The most common complications of GISTs relate to gastrointestinal bleeding or the mass effect of the tumors. These tumors may present with acute gastrointestinal bleeding in the form of melena or hematemesis, or with chronic gastrointestinal bleeding leading to anemia. These tumors can also lead to intestinal obstruction, intraperitoneal hemorrhage, and rupture with peritonitis.
Gastrointestinal stromal tumors (GISTs) are a group of rare tumors that can occur anywhere along the digestive tract, but most commonly occur in the stomach or small intestine.
GISTs most commonly occur later in life but can occur at any age. The average age at diagnosis is in the 60s. When GISTs do occur in children, they are often due to rare heritable genetic conditions.
The most common signs and symptoms associated with GISTs are bleeding of the digestive tract or abdominal pain and fullness. Bleeding of the digestive tract presents as blood in the stool, dark black stool, or bloody vomiting.
Depending on the size and location, it may be possible to see GISTs on CT or MRI, or with endoscopy.
The diagnosis of GIST is based on biopsy results showing one of the typical patterns of cell arrangement along with staining of those cells indicating the appropriate genetic mutations.
If possible, surgery is the preferred treatment for GISTs, but this may not be possible if the tumor has metastasized or has grown in a way, making it difficult to remove.
In some cases, medications known as tyrosine kinase inhibitors can be used to shrink tumors to make them easier to resect.

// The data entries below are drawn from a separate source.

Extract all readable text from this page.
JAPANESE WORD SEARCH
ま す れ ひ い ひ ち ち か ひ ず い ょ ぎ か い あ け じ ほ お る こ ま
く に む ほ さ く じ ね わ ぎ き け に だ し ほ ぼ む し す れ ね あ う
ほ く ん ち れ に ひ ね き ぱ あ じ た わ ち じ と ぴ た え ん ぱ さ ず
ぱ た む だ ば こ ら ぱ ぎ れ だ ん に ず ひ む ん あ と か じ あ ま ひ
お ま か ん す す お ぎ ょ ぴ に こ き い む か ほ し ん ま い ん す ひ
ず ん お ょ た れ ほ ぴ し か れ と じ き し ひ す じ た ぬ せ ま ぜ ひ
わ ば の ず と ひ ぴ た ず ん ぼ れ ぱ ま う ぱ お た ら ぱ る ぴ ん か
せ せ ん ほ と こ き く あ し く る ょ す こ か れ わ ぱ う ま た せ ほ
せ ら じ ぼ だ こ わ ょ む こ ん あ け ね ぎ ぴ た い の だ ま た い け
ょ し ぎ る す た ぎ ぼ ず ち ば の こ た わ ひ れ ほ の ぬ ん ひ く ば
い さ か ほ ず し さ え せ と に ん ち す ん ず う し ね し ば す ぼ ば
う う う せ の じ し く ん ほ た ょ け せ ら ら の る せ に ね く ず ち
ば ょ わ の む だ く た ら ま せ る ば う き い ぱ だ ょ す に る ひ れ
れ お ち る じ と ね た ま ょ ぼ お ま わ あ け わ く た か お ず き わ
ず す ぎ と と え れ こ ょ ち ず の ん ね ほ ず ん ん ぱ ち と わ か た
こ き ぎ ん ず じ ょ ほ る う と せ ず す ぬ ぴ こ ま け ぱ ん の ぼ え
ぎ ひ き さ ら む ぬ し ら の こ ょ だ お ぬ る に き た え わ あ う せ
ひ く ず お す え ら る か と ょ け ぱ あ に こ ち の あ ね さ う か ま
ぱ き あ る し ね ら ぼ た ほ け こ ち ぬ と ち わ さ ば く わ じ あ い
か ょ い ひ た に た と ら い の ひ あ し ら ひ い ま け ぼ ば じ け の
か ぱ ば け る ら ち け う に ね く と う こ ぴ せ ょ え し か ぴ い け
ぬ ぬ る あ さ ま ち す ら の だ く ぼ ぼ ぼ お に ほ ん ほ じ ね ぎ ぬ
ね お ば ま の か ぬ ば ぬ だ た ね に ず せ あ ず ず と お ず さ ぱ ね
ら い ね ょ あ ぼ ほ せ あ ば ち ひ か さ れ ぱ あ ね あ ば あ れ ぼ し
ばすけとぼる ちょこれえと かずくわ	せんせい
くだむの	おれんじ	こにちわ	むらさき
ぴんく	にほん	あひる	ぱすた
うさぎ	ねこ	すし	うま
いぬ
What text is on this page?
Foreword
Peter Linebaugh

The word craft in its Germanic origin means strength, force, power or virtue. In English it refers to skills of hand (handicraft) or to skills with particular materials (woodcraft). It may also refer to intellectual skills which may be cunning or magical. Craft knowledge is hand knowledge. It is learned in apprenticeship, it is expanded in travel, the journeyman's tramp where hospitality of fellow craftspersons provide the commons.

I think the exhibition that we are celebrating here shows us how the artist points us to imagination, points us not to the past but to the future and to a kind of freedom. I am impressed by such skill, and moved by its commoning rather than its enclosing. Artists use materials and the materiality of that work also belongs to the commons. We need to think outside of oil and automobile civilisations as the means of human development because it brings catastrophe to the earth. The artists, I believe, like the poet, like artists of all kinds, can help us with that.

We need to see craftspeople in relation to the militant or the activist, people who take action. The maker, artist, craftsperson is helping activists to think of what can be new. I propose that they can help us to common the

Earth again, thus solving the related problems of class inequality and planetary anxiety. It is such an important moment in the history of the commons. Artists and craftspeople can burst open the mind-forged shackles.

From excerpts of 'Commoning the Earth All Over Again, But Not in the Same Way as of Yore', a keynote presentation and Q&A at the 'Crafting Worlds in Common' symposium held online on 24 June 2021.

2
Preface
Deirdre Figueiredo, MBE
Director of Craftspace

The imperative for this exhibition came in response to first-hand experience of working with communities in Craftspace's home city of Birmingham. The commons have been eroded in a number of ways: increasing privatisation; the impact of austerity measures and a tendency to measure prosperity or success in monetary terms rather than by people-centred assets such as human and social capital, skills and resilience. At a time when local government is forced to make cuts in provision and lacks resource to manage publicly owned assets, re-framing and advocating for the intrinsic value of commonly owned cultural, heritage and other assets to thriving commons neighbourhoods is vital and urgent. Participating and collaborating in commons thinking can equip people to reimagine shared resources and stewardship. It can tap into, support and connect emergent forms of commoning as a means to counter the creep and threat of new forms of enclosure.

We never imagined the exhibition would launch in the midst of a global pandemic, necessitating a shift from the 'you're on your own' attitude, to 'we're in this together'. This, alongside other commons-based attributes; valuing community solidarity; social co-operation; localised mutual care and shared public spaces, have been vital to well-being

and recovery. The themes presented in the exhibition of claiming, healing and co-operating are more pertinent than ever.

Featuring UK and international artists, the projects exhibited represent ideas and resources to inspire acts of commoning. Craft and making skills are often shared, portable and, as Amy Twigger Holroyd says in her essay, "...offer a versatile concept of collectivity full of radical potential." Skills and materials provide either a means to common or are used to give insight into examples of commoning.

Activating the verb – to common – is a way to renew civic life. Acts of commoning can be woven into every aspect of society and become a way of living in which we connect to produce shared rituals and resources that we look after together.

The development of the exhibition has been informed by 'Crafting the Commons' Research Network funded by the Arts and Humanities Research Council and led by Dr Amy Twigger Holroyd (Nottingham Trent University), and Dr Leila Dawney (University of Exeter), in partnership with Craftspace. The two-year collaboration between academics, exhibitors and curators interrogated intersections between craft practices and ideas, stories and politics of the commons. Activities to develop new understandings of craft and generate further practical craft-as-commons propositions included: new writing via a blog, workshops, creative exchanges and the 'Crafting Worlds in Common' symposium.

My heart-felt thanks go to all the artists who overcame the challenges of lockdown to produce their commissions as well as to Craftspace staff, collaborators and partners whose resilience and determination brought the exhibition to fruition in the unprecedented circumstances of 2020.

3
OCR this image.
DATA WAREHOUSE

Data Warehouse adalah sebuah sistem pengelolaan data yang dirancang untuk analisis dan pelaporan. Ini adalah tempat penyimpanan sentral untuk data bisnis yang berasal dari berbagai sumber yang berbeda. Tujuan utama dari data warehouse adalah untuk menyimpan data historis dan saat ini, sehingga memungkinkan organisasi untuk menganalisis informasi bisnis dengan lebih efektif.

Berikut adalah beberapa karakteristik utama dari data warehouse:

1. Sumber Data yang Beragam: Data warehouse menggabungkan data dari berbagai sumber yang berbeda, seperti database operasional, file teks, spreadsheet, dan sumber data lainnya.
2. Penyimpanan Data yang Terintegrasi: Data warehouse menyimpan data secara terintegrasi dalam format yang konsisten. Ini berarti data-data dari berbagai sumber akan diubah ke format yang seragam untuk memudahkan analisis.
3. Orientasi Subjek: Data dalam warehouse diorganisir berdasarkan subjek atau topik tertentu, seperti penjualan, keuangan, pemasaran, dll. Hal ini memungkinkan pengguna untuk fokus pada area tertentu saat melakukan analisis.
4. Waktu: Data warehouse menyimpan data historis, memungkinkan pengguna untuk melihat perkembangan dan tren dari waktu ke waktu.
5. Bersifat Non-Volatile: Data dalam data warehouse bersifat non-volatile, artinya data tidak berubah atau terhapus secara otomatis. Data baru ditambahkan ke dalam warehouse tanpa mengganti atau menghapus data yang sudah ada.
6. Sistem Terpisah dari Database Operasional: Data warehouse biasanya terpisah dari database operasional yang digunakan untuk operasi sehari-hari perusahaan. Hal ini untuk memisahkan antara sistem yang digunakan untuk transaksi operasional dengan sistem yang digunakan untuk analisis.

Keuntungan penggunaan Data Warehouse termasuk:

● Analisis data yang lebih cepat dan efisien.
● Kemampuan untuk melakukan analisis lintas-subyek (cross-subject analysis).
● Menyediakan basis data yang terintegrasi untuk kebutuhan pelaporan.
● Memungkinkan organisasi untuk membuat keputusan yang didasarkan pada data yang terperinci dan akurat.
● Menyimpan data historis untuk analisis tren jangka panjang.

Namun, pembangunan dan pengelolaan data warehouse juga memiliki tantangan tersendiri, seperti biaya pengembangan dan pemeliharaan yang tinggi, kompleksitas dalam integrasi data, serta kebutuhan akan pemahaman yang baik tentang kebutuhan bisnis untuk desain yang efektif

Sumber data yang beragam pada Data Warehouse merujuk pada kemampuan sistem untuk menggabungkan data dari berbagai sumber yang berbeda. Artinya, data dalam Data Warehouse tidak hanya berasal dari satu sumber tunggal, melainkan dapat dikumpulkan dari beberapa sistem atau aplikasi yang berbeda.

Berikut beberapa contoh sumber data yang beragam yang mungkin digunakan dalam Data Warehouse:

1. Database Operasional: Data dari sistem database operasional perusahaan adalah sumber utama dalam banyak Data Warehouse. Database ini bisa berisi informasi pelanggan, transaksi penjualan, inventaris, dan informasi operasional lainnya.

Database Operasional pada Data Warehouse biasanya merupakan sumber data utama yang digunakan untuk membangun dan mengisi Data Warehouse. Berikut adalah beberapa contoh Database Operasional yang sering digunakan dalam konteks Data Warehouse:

Tyrosine kinase inhibitors are also used after surgery for high-risk GISTs and are typically used for 3 years in these instances.
In cases where surgery is not possible, tyrosine kinase inhibitors indefinitely to help suppress the tumor.
The diagnosis and treatment of GISTs require coordination by physicians across numerous specialties. This care often involves a primary care provider who may help in the initial work-up of the disease as well as treatment compliance, an endoscopist who may be needed to visualize the disease or obtain biopsies, a skilled pathologist with experience in the diagnosis of GISTs, a surgeon to resect the disease when possible, a medical oncologist to conduct therapy with tyrosine kinase inhibitors, and a radiologist to evaluate the tumor before therapy as well as during treatment. Gastroenterology and oncology nurses are involved in the evaluation, coordination of care, monitoring, and documentation. Oncologic pharmacists review prescriptions and check for drug interactions. An interprofessional approach to care has been shown to improve outcomes, and it is recommended by the National Comprehensive Cancer Network that these patients be discussed with a tumor board.